И мать Инге и все там, наверху, уже знали, что она наступила на хлеб и провалилась сквозь землю. Один пастух видел все это с холма и рассказал другим.
— Как ты огорчила свою мать, Инге! — повторяла мать. — Да я другого и не ожидала!
«Лучше бы мне не родиться на свет! — думала Инге. — Какой толк из того, что мать теперь хнычет обо мне!.. Воспитывали бы меня получше, построже! — думала Инге. — Выгоняли бы из меня пороки, если они во мне сидели!»
Слышала она и песню, которую сложили о ней люди, песню о спесивой девочке, наступившей на хлеб, чтобы не запачкать башмаков. Ее распевали по всей стране.

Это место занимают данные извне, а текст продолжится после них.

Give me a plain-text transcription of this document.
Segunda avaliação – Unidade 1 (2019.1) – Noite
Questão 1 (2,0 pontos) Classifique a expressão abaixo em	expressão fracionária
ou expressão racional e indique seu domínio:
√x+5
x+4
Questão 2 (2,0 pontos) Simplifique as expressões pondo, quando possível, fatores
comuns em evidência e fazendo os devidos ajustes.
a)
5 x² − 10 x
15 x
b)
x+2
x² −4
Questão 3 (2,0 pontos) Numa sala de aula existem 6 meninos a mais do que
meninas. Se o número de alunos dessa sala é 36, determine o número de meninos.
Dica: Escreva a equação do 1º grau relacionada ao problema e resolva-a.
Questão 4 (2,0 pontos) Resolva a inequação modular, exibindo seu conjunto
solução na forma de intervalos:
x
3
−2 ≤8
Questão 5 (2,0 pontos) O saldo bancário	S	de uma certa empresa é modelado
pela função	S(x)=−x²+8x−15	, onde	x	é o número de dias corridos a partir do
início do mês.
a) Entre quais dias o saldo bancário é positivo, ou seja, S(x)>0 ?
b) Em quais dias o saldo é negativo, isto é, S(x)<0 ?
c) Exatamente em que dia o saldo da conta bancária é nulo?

«Чего только мне не приходится выслушивать! Как я страдаю за мою провинность! — думала Инге. — Пусть бы и другие поплатились за свои! А скольким бы пришлось! У, как я терзаюсь!»
И душа Инге становилась еще грубее, еще ожесточеннее.
— В таком обществе, как здесь, лучше не станешь! Да я и не желаю! Ишь, таращатся на меня! — говорила она и вконец озлобилась на всех людей. — Обрадовались, нашли теперь о чем галдеть! У, как я терзаюсь!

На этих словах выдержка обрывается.